While AI has shown great promise in breast cancer research and treatment, it is essential to ensure the quality and reliability of AI algorithms, protect patient privacy, and integrate these technologies into the healthcare system effectively. Collaboration between radiologists, researchers, and AI developers is crucial to harness the full potential of AI in combating breast cancer. Recently, I’ve been focused on AI solutions to assist in early detection and diagnosis, which can analyze mammograms to assist radiologists in detecting breast cancer at an earlier stage. Additionally, AI can help assess a patient's risk of developing breast cancer based on imaging textures and numerous factors, such as family history, lifestyle, and genetic predisposition. This information can drive supplemental screening protocols and expose the need for additional preventative measures.
12. What is your advice for spouses, partners, or caregivers of those battling with breast cancer?

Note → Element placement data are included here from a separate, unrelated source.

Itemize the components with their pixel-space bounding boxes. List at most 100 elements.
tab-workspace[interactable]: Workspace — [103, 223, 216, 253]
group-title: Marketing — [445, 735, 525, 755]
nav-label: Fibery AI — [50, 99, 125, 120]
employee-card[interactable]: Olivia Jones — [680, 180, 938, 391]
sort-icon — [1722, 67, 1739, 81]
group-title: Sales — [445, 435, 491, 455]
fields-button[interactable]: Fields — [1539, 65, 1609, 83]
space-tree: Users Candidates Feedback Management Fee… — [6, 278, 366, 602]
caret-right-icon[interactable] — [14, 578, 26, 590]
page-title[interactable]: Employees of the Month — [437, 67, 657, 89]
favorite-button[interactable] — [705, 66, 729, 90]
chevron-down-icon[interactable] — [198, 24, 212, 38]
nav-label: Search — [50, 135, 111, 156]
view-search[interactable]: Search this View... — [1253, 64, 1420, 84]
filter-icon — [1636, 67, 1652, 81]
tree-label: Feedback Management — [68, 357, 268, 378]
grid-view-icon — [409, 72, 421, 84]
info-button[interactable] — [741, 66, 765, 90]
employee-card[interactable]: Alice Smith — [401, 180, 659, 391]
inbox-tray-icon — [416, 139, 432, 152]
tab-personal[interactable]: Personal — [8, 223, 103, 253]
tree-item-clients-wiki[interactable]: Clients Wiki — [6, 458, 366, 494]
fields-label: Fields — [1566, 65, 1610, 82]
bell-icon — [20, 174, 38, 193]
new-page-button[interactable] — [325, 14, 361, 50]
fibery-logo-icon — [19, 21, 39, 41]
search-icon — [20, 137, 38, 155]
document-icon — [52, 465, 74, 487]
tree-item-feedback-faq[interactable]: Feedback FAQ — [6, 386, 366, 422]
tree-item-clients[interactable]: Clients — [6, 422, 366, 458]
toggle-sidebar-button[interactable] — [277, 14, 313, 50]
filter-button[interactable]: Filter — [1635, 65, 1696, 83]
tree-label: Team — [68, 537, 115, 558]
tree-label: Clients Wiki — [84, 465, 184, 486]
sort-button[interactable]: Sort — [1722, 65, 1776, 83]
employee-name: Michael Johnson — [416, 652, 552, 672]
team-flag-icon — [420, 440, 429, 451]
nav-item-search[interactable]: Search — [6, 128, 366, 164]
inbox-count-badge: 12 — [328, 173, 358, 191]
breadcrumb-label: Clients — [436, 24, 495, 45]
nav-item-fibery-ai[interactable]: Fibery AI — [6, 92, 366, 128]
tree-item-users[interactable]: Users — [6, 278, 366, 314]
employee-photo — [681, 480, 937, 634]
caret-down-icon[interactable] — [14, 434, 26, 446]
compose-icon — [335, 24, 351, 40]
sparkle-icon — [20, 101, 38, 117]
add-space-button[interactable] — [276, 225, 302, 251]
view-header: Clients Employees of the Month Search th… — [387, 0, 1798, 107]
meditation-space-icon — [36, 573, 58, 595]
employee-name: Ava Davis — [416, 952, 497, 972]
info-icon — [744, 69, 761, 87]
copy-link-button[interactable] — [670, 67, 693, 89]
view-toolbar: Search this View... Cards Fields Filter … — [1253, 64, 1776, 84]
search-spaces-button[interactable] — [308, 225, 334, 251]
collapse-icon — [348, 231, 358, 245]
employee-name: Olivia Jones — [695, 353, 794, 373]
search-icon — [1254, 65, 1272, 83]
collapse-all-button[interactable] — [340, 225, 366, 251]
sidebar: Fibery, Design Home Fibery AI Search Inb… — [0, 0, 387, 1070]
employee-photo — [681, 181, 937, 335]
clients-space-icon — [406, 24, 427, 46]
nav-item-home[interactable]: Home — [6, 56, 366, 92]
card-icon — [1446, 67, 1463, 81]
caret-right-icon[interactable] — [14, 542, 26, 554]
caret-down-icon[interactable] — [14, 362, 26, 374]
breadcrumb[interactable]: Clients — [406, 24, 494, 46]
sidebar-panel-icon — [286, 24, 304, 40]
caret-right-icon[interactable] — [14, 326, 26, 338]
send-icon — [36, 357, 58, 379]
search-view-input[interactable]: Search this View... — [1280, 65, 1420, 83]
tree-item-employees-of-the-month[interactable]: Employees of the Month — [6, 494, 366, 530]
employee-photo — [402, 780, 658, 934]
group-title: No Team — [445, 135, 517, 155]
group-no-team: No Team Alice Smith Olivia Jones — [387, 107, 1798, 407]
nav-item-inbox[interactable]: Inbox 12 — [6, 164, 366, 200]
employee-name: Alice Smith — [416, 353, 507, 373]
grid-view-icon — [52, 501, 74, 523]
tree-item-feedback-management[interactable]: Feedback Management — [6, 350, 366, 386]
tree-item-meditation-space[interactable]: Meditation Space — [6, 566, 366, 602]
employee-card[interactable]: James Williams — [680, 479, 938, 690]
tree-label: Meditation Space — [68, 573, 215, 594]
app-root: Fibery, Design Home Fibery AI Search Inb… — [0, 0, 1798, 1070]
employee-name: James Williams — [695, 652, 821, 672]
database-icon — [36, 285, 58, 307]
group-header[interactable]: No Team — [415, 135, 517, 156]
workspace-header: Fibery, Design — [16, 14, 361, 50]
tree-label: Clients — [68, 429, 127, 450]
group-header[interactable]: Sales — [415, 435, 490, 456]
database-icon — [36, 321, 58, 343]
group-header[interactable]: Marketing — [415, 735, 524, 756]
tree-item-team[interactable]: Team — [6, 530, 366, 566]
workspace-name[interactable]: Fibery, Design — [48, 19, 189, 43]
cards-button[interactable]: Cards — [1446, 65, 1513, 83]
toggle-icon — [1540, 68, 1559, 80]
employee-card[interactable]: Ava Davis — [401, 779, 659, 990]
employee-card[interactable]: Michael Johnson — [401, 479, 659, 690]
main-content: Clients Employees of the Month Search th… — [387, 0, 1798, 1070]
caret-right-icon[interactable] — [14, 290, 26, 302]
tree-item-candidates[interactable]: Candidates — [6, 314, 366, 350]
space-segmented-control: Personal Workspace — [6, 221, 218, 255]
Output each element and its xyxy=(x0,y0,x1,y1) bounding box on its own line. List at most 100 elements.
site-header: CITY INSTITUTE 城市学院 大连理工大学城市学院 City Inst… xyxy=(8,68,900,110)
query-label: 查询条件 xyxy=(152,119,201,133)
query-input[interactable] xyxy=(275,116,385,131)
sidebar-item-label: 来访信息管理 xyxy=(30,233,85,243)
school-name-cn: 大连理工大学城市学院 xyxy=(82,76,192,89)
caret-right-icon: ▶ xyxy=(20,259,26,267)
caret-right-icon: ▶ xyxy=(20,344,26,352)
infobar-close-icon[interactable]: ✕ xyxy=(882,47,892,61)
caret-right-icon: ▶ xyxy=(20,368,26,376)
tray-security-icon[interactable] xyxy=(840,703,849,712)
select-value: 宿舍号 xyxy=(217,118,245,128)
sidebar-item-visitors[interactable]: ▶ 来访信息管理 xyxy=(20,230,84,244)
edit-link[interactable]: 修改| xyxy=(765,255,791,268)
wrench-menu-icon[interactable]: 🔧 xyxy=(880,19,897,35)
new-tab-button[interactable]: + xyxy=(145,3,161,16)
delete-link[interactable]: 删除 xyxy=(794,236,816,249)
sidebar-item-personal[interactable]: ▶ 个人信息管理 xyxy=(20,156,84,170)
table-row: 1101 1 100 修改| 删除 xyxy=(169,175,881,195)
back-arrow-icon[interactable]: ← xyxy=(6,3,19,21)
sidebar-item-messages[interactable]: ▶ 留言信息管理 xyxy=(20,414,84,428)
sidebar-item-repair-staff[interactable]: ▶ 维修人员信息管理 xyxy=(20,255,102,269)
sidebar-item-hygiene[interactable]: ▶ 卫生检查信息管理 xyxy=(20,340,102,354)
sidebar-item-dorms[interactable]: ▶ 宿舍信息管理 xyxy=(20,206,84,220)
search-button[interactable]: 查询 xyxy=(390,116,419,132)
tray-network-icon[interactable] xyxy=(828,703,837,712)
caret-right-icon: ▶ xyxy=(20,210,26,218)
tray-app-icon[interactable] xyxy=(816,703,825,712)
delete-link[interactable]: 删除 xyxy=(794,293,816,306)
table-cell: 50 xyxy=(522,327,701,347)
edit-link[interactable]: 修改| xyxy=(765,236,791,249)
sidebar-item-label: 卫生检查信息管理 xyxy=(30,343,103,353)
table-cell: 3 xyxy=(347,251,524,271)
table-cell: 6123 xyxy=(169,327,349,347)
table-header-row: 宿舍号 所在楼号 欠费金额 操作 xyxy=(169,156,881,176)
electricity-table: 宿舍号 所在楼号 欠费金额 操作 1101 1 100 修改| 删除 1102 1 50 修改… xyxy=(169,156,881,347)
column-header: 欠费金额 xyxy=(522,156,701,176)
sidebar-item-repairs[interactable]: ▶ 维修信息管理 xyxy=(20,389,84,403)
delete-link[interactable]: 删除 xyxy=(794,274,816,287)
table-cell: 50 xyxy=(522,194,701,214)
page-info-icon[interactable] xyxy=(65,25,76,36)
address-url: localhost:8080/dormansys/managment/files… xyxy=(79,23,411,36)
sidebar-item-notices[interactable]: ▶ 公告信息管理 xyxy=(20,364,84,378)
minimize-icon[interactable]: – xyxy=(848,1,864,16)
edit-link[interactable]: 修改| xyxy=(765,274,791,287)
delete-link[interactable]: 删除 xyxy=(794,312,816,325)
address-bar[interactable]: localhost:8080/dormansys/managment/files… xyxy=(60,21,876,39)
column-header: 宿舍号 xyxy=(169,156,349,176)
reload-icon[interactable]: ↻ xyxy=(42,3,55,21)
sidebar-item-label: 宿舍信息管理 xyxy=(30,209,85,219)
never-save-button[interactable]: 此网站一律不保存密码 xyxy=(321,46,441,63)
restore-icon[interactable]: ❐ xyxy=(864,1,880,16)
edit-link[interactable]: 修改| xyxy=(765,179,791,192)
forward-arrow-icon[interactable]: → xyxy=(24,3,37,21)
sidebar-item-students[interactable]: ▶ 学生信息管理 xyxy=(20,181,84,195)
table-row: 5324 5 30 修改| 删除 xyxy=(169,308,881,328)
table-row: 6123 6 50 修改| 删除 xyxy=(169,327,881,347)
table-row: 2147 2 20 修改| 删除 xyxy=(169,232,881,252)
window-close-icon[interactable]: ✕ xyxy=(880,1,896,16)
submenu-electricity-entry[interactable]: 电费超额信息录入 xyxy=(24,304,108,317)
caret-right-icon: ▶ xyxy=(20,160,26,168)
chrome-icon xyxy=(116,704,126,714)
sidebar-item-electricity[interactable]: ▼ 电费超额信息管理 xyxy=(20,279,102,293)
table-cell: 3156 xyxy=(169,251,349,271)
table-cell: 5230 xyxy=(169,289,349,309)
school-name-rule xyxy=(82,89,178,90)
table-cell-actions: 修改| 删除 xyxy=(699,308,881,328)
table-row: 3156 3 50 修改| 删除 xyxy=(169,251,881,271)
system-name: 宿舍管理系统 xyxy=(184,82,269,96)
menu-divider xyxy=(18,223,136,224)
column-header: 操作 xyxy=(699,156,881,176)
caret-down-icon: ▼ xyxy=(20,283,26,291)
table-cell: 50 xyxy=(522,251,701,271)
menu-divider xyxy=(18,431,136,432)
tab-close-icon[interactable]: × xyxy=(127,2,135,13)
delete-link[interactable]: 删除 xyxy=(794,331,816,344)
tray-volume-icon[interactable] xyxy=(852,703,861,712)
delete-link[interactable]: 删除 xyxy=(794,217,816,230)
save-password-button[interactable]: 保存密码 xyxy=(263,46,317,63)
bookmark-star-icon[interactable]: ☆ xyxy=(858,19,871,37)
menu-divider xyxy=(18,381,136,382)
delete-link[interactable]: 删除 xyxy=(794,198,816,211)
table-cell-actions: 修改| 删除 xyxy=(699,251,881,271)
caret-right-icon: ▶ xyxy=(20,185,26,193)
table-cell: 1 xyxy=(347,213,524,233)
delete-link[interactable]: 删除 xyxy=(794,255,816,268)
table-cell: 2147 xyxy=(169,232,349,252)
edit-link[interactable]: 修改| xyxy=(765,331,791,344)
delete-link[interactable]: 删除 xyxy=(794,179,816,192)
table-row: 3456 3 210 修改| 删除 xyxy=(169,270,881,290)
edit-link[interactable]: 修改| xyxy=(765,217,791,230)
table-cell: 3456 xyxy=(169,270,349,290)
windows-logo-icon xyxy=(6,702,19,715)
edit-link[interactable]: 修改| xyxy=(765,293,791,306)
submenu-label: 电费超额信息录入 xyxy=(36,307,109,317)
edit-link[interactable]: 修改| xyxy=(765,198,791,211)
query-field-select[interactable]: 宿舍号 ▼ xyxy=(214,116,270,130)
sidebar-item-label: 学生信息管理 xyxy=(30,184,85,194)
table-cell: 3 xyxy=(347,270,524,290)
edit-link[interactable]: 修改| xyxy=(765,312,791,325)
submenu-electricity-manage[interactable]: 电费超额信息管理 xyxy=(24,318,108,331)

I always recommend that my newly diagnosed patients bring along a family member or trusted friend to each appointment, particularly at initial visits with the patient’s care team - including breast surgeons, medical and radiation oncologist - as the information can be overwhelming. It is helpful to have another set of ears, as well as another mind, to ask questions and remind the patient of what was actually discussed at the appointment. I encourage patients to write down their questions and concerns between appointments so each can be adequately addressed - as it’s typical to forget or ‘freeze’ when asked if there are any questions toward the end of an office visit.
Utilize your Breast Nurse Navigator! Nurse Navigators are patient advocates that meet with patients during the initial phases of diagnosis, providing information and education, hopefully reducing a portion of the stress involved. Navigators will be your liaison throughout the entire cancer journey, learning the physical and social needs of the patients and their families, often offering referrals and coordinating the patient’s multidisciplinary care.
Dr. Dana Bonaminio is a board-certified and fellowship-trained radiologist, specializing in breast imaging and image-guided procedures. Dr. Bonaminio graduated from Miami University in Oxford, Ohio, and received her medical degree from University of Cincinnati College of Medicine. She completed her residency and fellowship training in breast imaging at the Medical University of South Carolina and Indiana University. As the Director of Breast Imaging for Premier Radiology and Ascension Saint Thomas Midtown Center for Breast Health, she is deeply motivated to empower women to take an active role in their breast health and advocates for annual screening mammography. Dr. Bonaminio serves in a national leadership role for Radiology Partners. In addition, she serves on the executive board for Tennessee Women in Medicine and is an active member of the Society for Breast Imaging and American Medical Women’s Association.
Dr. Bonaminio maintains an active, healthy lifestyle – enjoying all that Nashville has to offer with her husband and two small children. As an avid supporter of breast health, she regularly participates in the Susan G. Komen Race for the Cure events.